Je n’ai pas fini de recueillir toutes les croyances du temps. Il y en avait de bassement superstitieuses ; d’autres plus élevées, qui s’inspiraient d’une pensée morale. Aux premières appartient une illusion aussi vieille que les religions elles-mêmes ou que la faiblesse humaine d’où elles sont nées ; celle de croire que les fautes ou les crimes peuvent être effacés par des offrandes, des cérémonies, des ablutions. Les historiens et les poètes du siècle d’Auguste témoignent comme ceux d’avant eux de cet état des esprits. Ovide nous parle de la fontaine de Mercure, où la marchand, après s’être purifié, va puiser de l’eau dans un vase purifié également avec le soufre. Il trempe dans cette eau une branche de laurier avec laquelle il arrose les objets de son commerce. Il en répand aussi sur ses cheveux, et il prie. Efface, dit-il au dieu, efface avec cette eau mes mensonges et mes parjures. Ovide encore s’écrie ailleurs : Esprits trop faciles à croire, si vous imagines que l’eau d’une rivière peut laver des meurtres odieux[30]. Vaines étaient ces réclamations des sages ; une religion nouvelle était près de s’établir, et elle allait avoir pour sacrement premier et essentiel le baptême !

On croyait encore alors, comme aux anciens temps, à la réversibilité des fautes, à la peine du crime retombant sur un héritier innocent :

Delicta majorum immeritus lues[31].

Et ailleurs :

Negligis immeritis nocituram

Postmodo te natis fraudem committeres ?[32]

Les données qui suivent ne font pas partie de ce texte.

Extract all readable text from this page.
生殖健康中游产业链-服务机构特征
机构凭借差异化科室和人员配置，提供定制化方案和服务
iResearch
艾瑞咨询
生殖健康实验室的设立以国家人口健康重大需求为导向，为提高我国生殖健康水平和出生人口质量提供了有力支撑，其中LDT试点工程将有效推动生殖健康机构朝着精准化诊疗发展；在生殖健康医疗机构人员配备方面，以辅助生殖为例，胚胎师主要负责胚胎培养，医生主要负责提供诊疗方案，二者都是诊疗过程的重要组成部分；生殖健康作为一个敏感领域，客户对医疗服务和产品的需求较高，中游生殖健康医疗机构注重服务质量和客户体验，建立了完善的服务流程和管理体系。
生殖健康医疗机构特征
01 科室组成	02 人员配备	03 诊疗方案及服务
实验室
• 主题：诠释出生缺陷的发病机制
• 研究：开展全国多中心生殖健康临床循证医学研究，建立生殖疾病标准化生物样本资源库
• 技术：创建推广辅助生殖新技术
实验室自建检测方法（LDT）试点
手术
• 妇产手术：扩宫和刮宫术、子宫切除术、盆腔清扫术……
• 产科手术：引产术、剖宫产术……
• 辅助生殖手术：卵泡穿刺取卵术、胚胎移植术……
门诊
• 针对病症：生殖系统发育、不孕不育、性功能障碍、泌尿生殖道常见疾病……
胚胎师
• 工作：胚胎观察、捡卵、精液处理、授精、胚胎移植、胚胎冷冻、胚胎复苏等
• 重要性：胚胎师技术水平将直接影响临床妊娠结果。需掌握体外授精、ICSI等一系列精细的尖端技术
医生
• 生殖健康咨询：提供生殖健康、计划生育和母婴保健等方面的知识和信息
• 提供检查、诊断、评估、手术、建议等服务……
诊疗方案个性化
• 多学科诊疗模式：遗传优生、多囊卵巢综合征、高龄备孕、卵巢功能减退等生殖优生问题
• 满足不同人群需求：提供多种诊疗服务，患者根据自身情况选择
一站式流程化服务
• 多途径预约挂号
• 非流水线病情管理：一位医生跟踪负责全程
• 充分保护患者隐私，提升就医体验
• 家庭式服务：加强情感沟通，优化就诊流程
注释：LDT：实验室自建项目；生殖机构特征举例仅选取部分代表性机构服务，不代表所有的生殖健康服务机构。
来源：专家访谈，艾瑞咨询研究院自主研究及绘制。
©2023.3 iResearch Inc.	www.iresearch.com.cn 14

On recueille avec plus de respect les preuves qui abondent, au milieu de cette époque si dissolue, de ce qu’on pourrait appeler la religion de la chasteté. Les poètes de l’amour sont les premiers à le dire, la chasteté est aimée des dieux, casta placent superis ; elle est imposée à quiconque veut approcher de l’autel. L’abstinence de la volupté est une dévotion habituelle à ceux et à celles mêmes dont la vie est toute à la volupté. L’institution dies Vestales avait d’ailleurs place la virginité aussi haut que possible dans la société romaine, et l’avait revêtue de majesté. Les devoirs de leur état sont si rigoureux qu’un rhème proposé pour un exercice oratoire était celui-ci : Une Vestale est accusée de les avoir violés, seulement parce qu’on a trouvé un vers écrit de sa main qui exprime un regret pour les joies du mariage[33]. Parmi ces sujets fictifs traités dans les écoles par les rhéteurs, on rencontre pue petit roman où figure aussi une vierge. Prise par des pirates, elle a été livrée à un prostitueur[34] ; mais à mesure que des hommes approchaient d’elle, elle obtenait d’eux de l’épargner. Un jour, elle rencontre un soldat plus brutal, de qui elle ne peut obtenir grâce : elle le tue en lui arrachant son épée. On l’absout de ce meurtre ; on la renvoie dans son pays ; là, elle ne craint pas de se présenter pour être prêtresse, mais quelques-uns la repoussent à la fois comme impure et comme homicide. Sa défense était le thème proposé aux orateurs. Un d’entre eux lui faisait dire que ce n’était pas elle qui avait pu tuer ce soldat ; un être plus qu’humain, paraissant à côté d’elle, l’avait assistée et avait donné des forces à son faible bras. Et l’orateur s’écriait : Qui que vous soyez, dieux immortels, qui avez fait un miracle pour la tirer de ce lieu infâme, vous n’avez pas protégé une ingrate ; elle vous consacre la virginité qu’elle vous doit.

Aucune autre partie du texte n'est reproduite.